Oligo(l‑glutamic acids) in Calcium Phosphate Precipitation: Mechanism of Delayed Phase Transformation
journal contributionposted on 15.07.2020, 13:35 by Putu Ustriyana, F. Marc Michel, Michael C. Wilson, Emma Harmon, Jiahui Chen, Tianbo Liu, Nita Sahai
Proteins and their mimics that contain negatively charged sequences are important in natural and biomimetic mineralization. The mechanism by which these sequences affect calcium phosphate mineralization is not well understood. Here, peptides containing different numbers of repeat units of contiguous glutamic acid residues, oligo(l-glutamic acid)n (n = 3, 7, 8, 10), were investigated with regards to the mechanism in delaying the crystallization of amorphous calcium phosphate (ACP) while holding the amount of carboxylic acid groups in solution constant.
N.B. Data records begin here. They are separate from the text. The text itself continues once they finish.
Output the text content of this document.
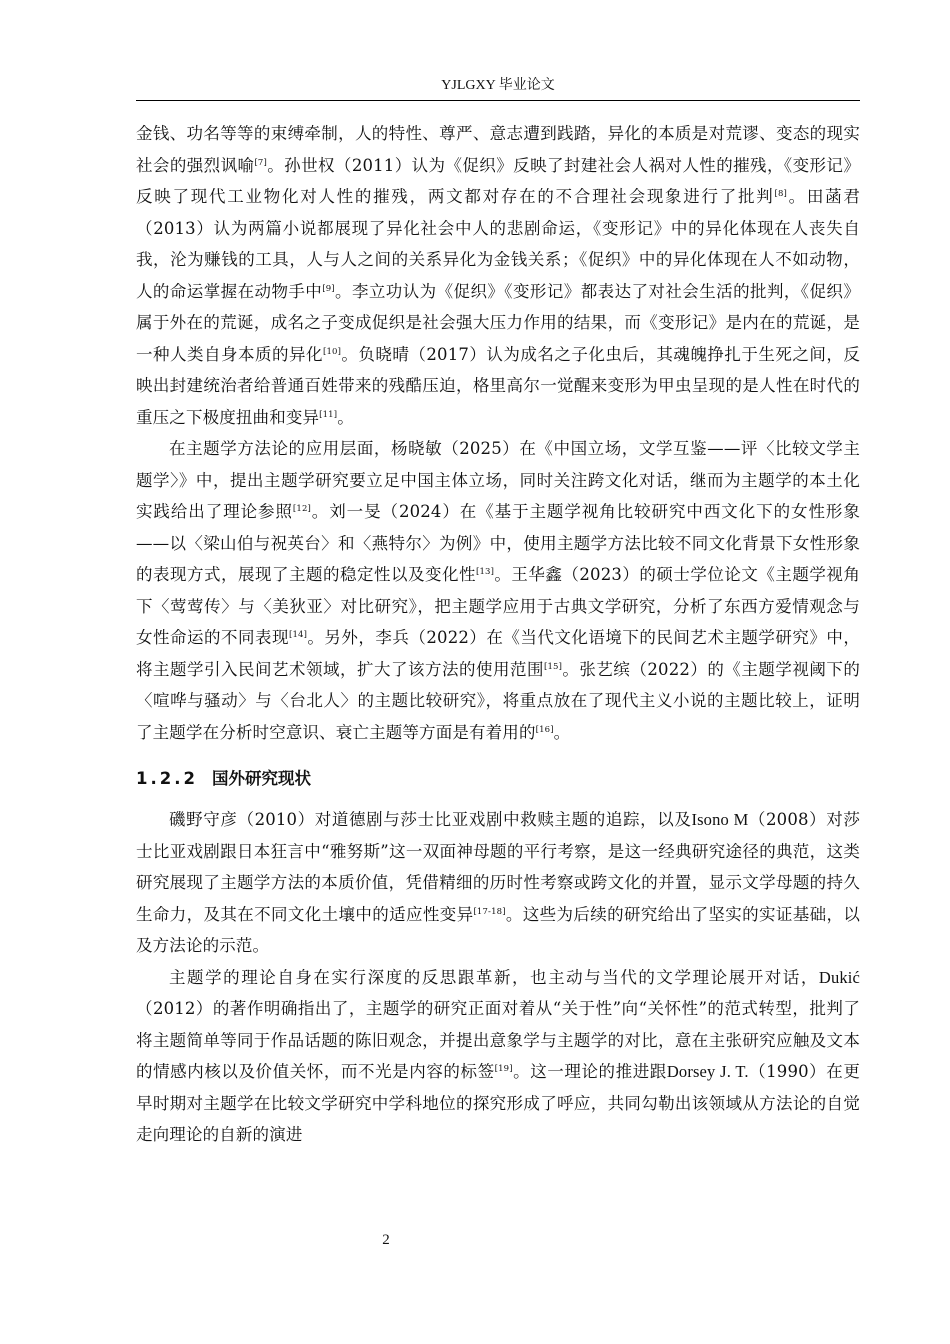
YJLGXY 毕业论文

金钱、功名等等的束缚牵制，人的特性、尊严、意志遭到践踏，异化的本质是对荒谬、变态的现实社会的强烈讽喻[7]。孙世权（2011）认为《促织》反映了封建社会人祸对人性的摧残，《变形记》反映了现代工业物化对人性的摧残，两文都对存在的不合理社会现象进行了批判[8]。田菡君（2013）认为两篇小说都展现了异化社会中人的悲剧命运，《变形记》中的异化体现在人丧失自我，沦为赚钱的工具，人与人之间的关系异化为金钱关系；《促织》中的异化体现在人不如动物，人的命运掌握在动物手中[9]。李立功认为《促织》《变形记》都表达了对社会生活的批判，《促织》属于外在的荒诞，成名之子变成促织是社会强大压力作用的结果，而《变形记》是内在的荒诞，是一种人类自身本质的异化[10]。负晓晴（2017）认为成名之子化虫后，其魂魄挣扎于生死之间，反映出封建统治者给普通百姓带来的残酷压迫，格里高尔一觉醒来变形为甲虫呈现的是人性在时代的重压之下极度扭曲和变异[11]。

在主题学方法论的应用层面，杨晓敏（2025）在《中国立场，文学互鉴——评〈比较文学主题学〉》中，提出主题学研究要立足中国主体立场，同时关注跨文化对话，继而为主题学的本土化实践给出了理论参照[12]。刘一旻（2024）在《基于主题学视角比较研究中西文化下的女性形象——以〈梁山伯与祝英台〉和〈燕特尔〉为例》中，使用主题学方法比较不同文化背景下女性形象的表现方式，展现了主题的稳定性以及变化性[13]。王华鑫（2023）的硕士学位论文《主题学视角下〈莺莺传〉与〈美狄亚〉对比研究》，把主题学应用于古典文学研究，分析了东西方爱情观念与女性命运的不同表现[14]。另外，李兵（2022）在《当代文化语境下的民间艺术主题学研究》中，将主题学引入民间艺术领域，扩大了该方法的使用范围[15]。张艺缤（2022）的《主题学视阈下的〈喧哗与骚动〉与〈台北人〉的主题比较研究》，将重点放在了现代主义小说的主题比较上，证明了主题学在分析时空意识、衰亡主题等方面是有着用的[16]。

1.2.2 国外研究现状

磯野守彦（2010）对道德剧与莎士比亚戏剧中救赎主题的追踪，以及Isono M（2008）对莎士比亚戏剧跟日本狂言中“雅努斯”这一双面神母题的平行考察，是这一经典研究途径的典范，这类研究展现了主题学方法的本质价值，凭借精细的历时性考察或跨文化的并置，显示文学母题的持久生命力，及其在不同文化土壤中的适应性变异[17-18]。这些为后续的研究给出了坚实的实证基础，以及方法论的示范。

主题学的理论自身在实行深度的反思跟革新，也主动与当代的文学理论展开对话，Dukić（2012）的著作明确指出了，主题学的研究正面对着从“关于性”向“关怀性”的范式转型，批判了将主题简单等同于作品话题的陈旧观念，并提出意象学与主题学的对比，意在主张研究应触及文本的情感内核以及价值关怀，而不光是内容的标签[19]。这一理论的推进跟Dorsey J. T.（1990）在更早时期对主题学在比较文学研究中学科地位的探究形成了呼应，共同勾勒出该领域从方法论的自觉走向理论的自新的演进

2
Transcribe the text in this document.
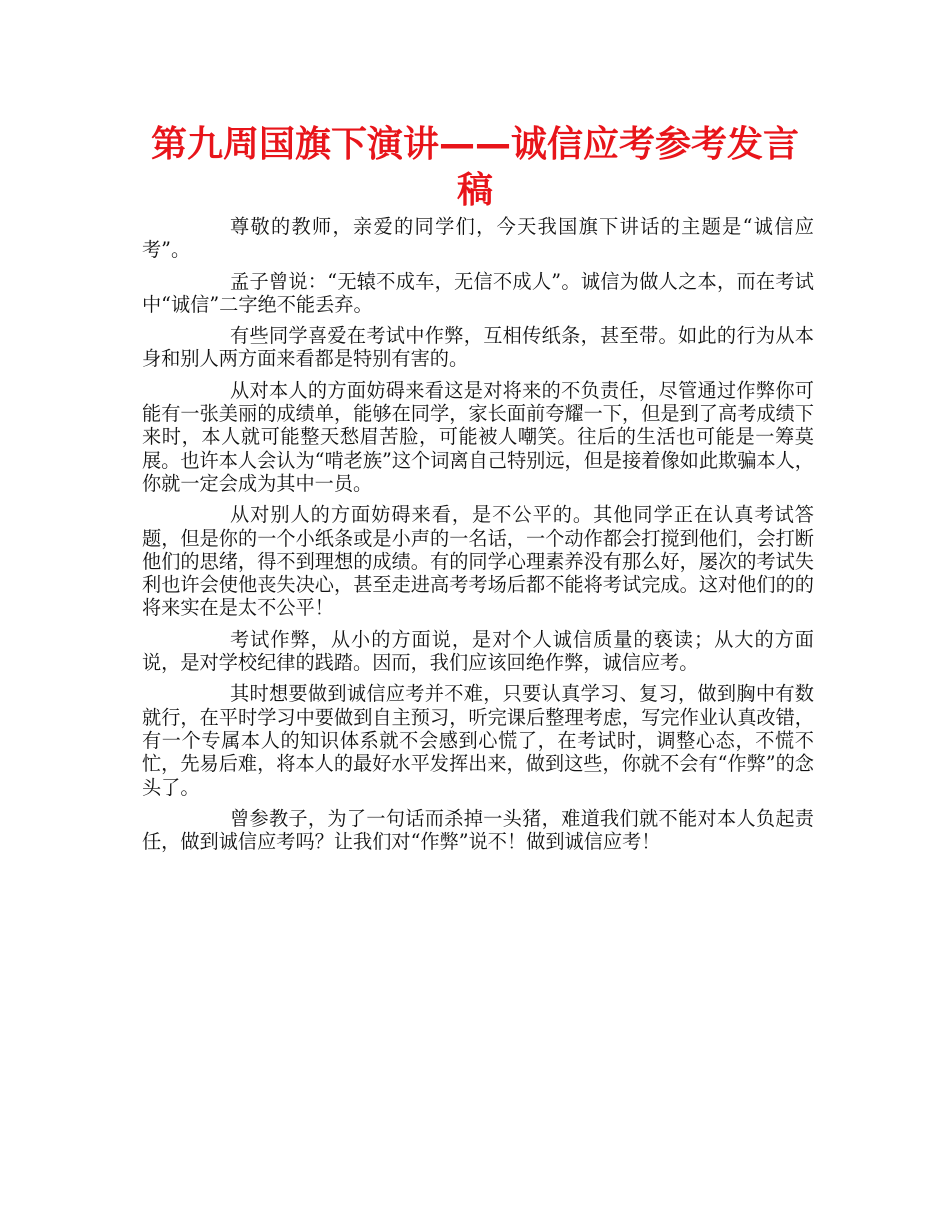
第九周国旗下演讲——诚信应考参考发言稿

尊敬的教师，亲爱的同学们，今天我国旗下讲话的主题是“诚信应考”。

孟子曾说：“无辕不成车，无信不成人”。诚信为做人之本，而在考试中“诚信”二字绝不能丢弃。

有些同学喜爱在考试中作弊，互相传纸条，甚至带。如此的行为从本身和别人两方面来看都是特别有害的。

从对本人的方面妨碍来看这是对将来的不负责任，尽管通过作弊你可能有一张美丽的成绩单，能够在同学，家长面前夸耀一下，但是到了高考成绩下来时，本人就可能整天愁眉苦脸，可能被人嘲笑。往后的生活也可能是一筹莫展。也许本人会认为“啃老族”这个词离自己特别远，但是接着像如此欺骗本人，你就一定会成为其中一员。

从对别人的方面妨碍来看，是不公平的。其他同学正在认真考试答题，但是你的一个小纸条或是小声的一名话，一个动作都会打搅到他们，会打断他们的思绪，得不到理想的成绩。有的同学心理素养没有那么好，屡次的考试失利也许会使他丧失决心，甚至走进高考考场后都不能将考试完成。这对他们的的将来实在是太不公平！

考试作弊，从小的方面说，是对个人诚信质量的亵读；从大的方面说，是对学校纪律的践踏。因而，我们应该回绝作弊，诚信应考。

其时想要做到诚信应考并不难，只要认真学习、复习，做到胸中有数就行，在平时学习中要做到自主预习，听完课后整理考虑，写完作业认真改错，有一个专属本人的知识体系就不会感到心慌了，在考试时，调整心态，不慌不忙，先易后难，将本人的最好水平发挥出来，做到这些，你就不会有“作弊”的念头了。

曾参教子，为了一句话而杀掉一头猪，难道我们就不能对本人负起责任，做到诚信应考吗？让我们对“作弊”说不！做到诚信应考！
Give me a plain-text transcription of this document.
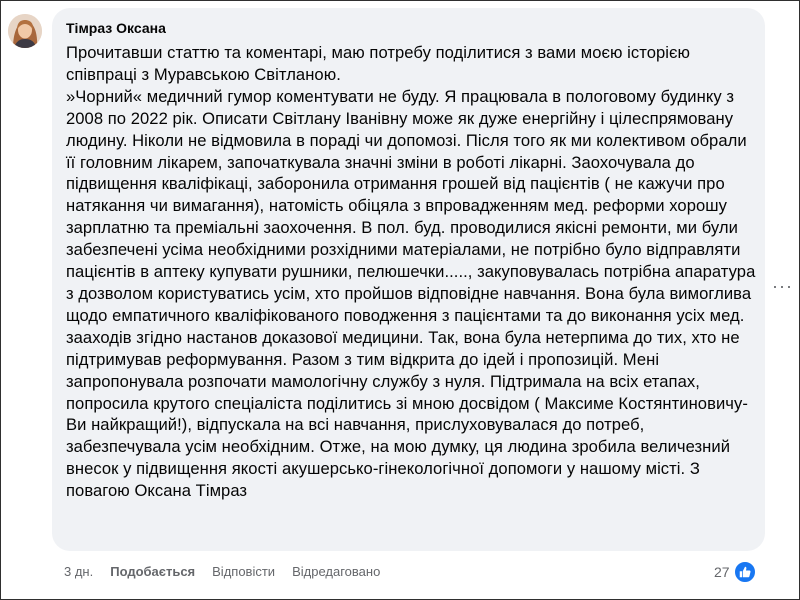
Тімраз Оксана

Прочитавши статтю та коментарі, маю потребу поділитися з вами моєю історією співпраці з Муравською Світланою.

»Чорний« медичний гумор коментувати не буду. Я працювала в пологовому будинку з 2008 по 2022 рік. Описати Світлану Іванівну може як дуже енергійну і цілеспрямовану людину. Ніколи не відмовила в пораді чи допомозі. Після того як ми колективом обрали її головним лікарем, започаткувала значні зміни в роботі лікарні. Заохочувала до підвищення кваліфікаці, заборонила отримання грошей від пацієнтів ( не кажучи про натякання чи вимагання), натомість обіцяла з впровадженням мед. реформи хорошу зарплатню та преміальні заохочення. В пол. буд. проводилися якісні ремонти, ми були забезпечені усіма необхідними розхідними матеріалами, не потрібно було відправляти пацієнтів в аптеку купувати рушники, пелюшечки....., закуповувалась потрібна апаратура з дозволом користуватись усім, хто пройшов відповідне навчання. Вона була вимоглива щодо емпатичного кваліфікованого поводження з пацієнтами та до виконання усіх мед. зааходів згідно настанов доказової медицини. Так, вона була нетерпима до тих, хто не підтримував реформування. Разом з тим відкрита до ідей і пропозицій. Мені запропонувала розпочати мамологічну службу з нуля. Підтримала на всіх етапах, попросила крутого спеціаліста поділитись зі мною досвідом ( Максиме Костянтиновичу- Ви найкращий!), відпускала на всі навчання, прислуховувалася до потреб, забезпечувала усім необхідним. Отже, на мою думку, ця людина зробила величезний внесок у підвищення якості акушерсько-гінекологічної допомоги у нашому місті. З повагою Оксана Тімраз

···
3 дн. Подобається Відповісти Відредаговано	27
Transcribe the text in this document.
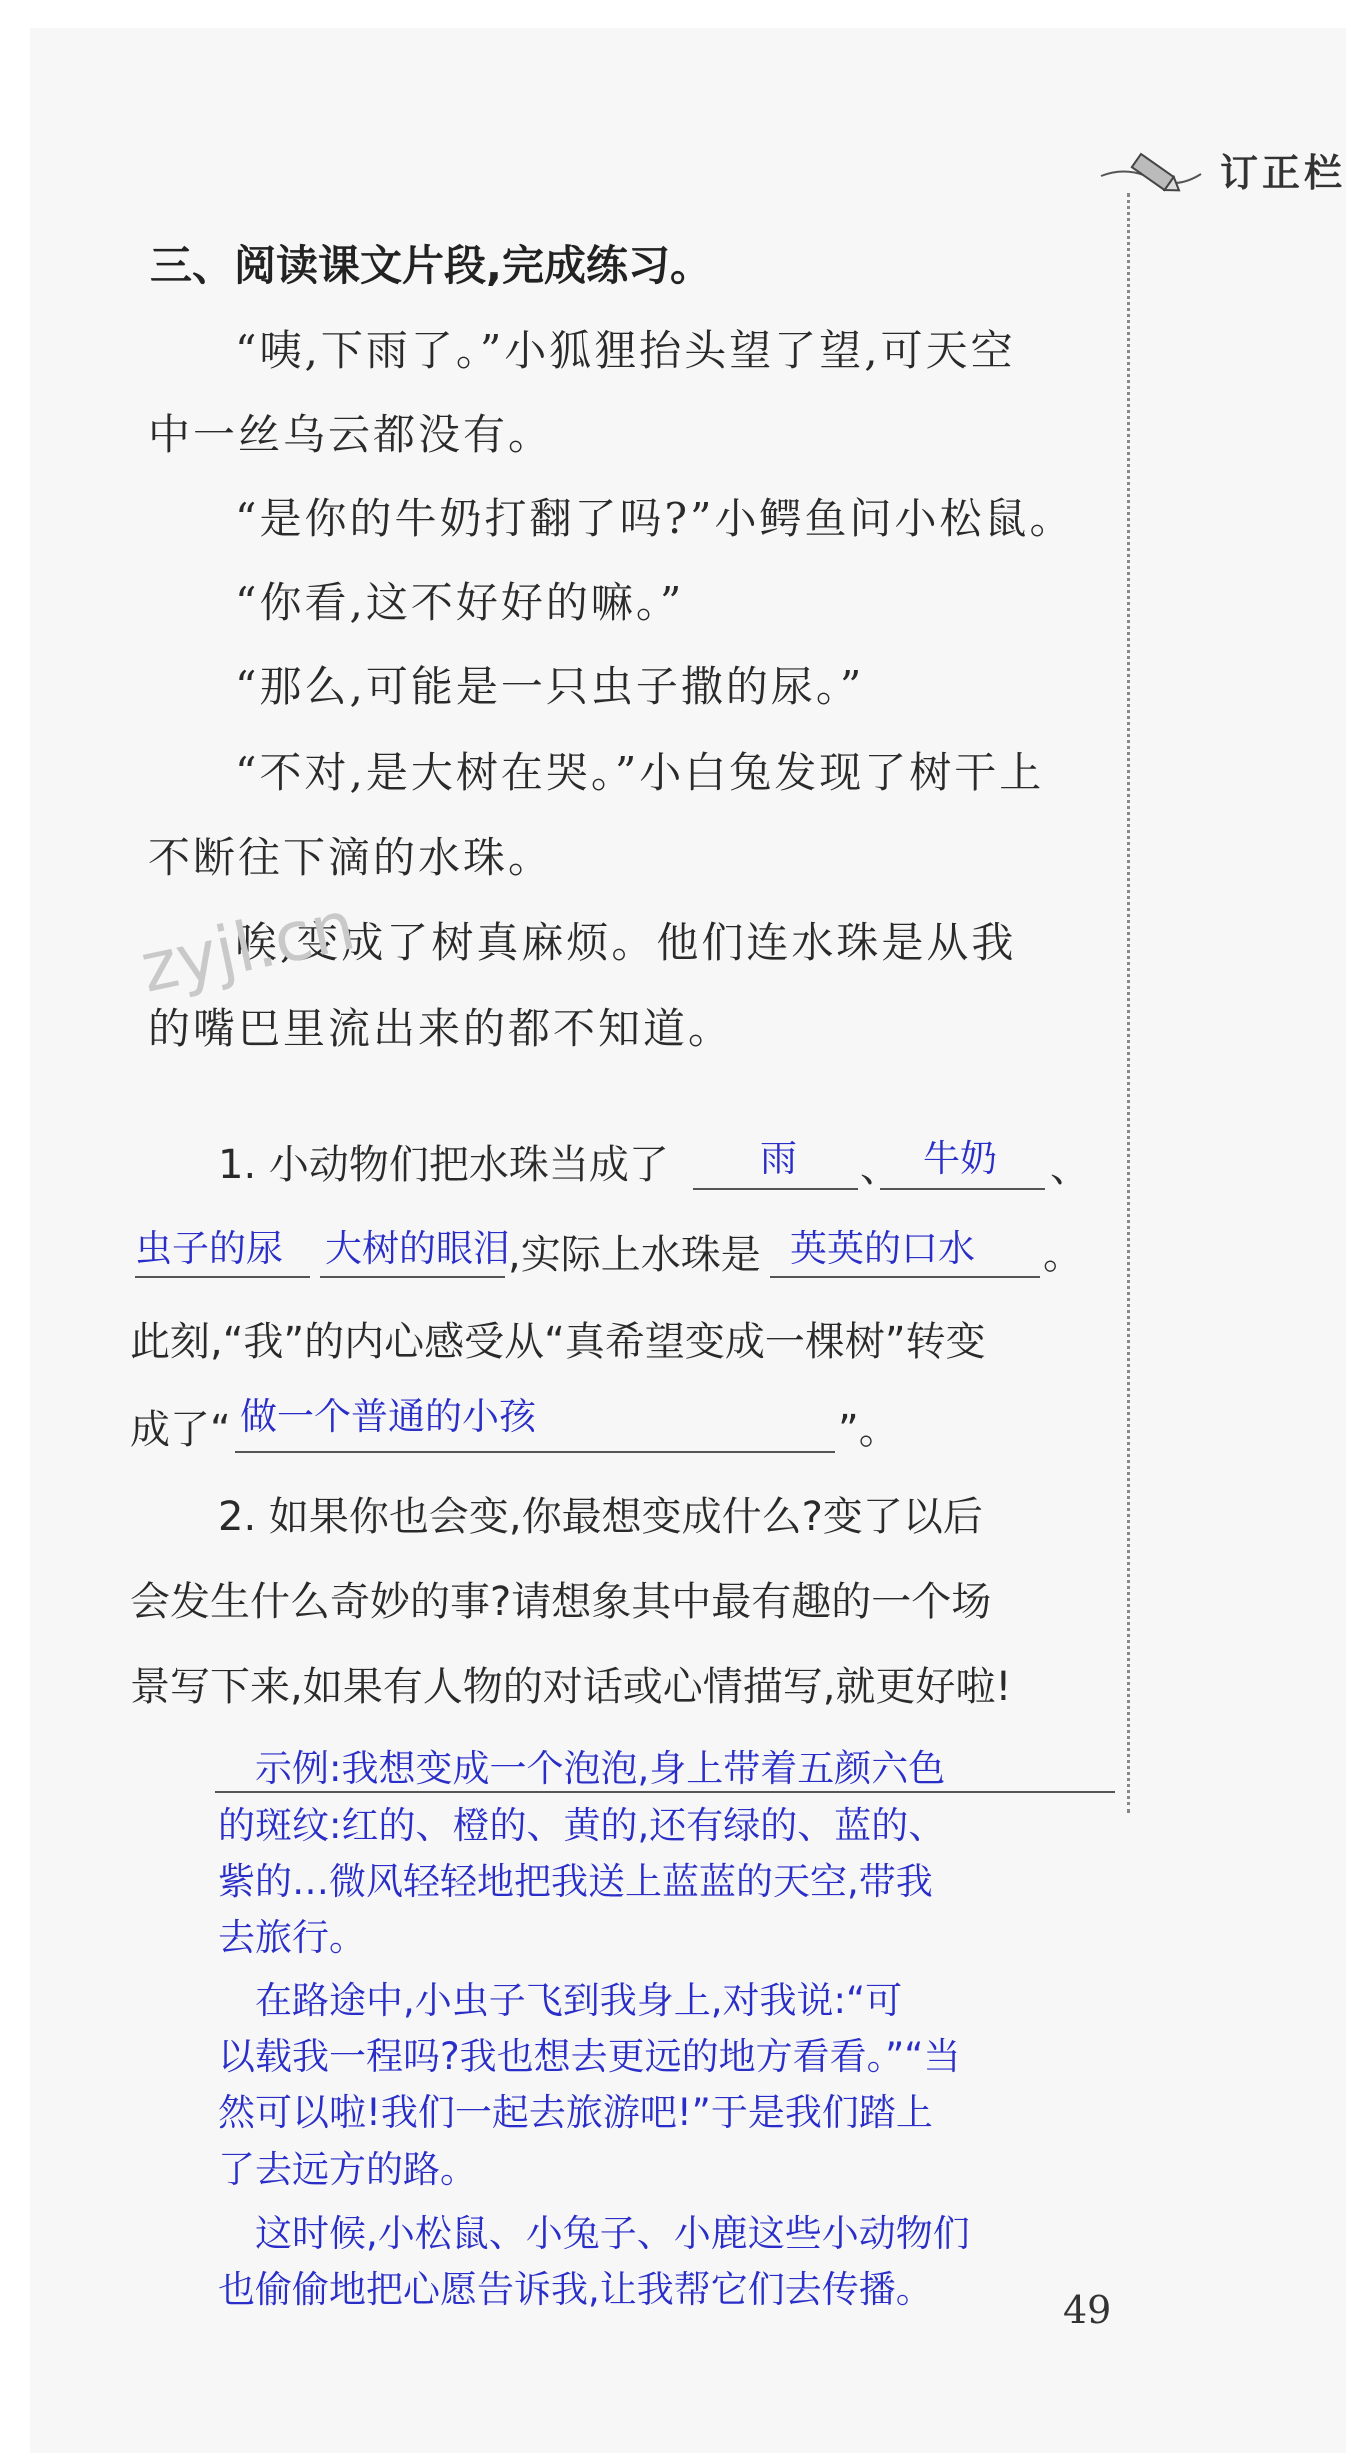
订正栏
三、阅读课文片段,完成练习。
“咦,下雨了。”小狐狸抬头望了望,可天空
中一丝乌云都没有。
“是你的牛奶打翻了吗?”小鳄鱼问小松鼠。
“你看,这不好好的嘛。”
“那么,可能是一只虫子撒的尿。”
“不对,是大树在哭。”小白兔发现了树干上
不断往下滴的水珠。
唉,变成了树真麻烦。他们连水珠是从我
的嘴巴里流出来的都不知道。
zyjl.cn
1. 小动物们把水珠当成了 雨 、 牛奶 、
虫子的尿 大树的眼泪
,实际上水珠是 英英的口水 。
此刻,“我”的内心感受从“真希望变成一棵树”转变
成了“ 做一个普通的小孩	”。
2. 如果你也会变,你最想变成什么?变了以后
会发生什么奇妙的事?请想象其中最有趣的一个场
景写下来,如果有人物的对话或心情描写,就更好啦!
示例:我想变成一个泡泡,身上带着五颜六色
的斑纹:红的、橙的、黄的,还有绿的、蓝的、
紫的…微风轻轻地把我送上蓝蓝的天空,带我
去旅行。
在路途中,小虫子飞到我身上,对我说:“可
以载我一程吗?我也想去更远的地方看看。”“当
然可以啦!我们一起去旅游吧!”于是我们踏上
了去远方的路。
这时候,小松鼠、小兔子、小鹿这些小动物们
也偷偷地把心愿告诉我,让我帮它们去传播。	49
Increasing peptide chain length increases the stability of ACP at a certain total amount of carboxylic acid groups in solution. This effect is shown to be due to stronger binding as well as binding to more calcium ions per peptide by the longer oligopeptides compared to the shorter ones. It is proposed that these associations delay the structural rearrangement of calcium ions and the dehydration of ACP, which are required for the crystallization of hydroxyapatite. The initial nucleation and the local structure of ACP, however, do not vary with chain length. This second part of a two-part series provides an improved mechanistic understanding of how organic additives, especially those with contiguous acidic amino acid sequences, modulate the kinetics of calcium phosphate precipitation and phase transformation.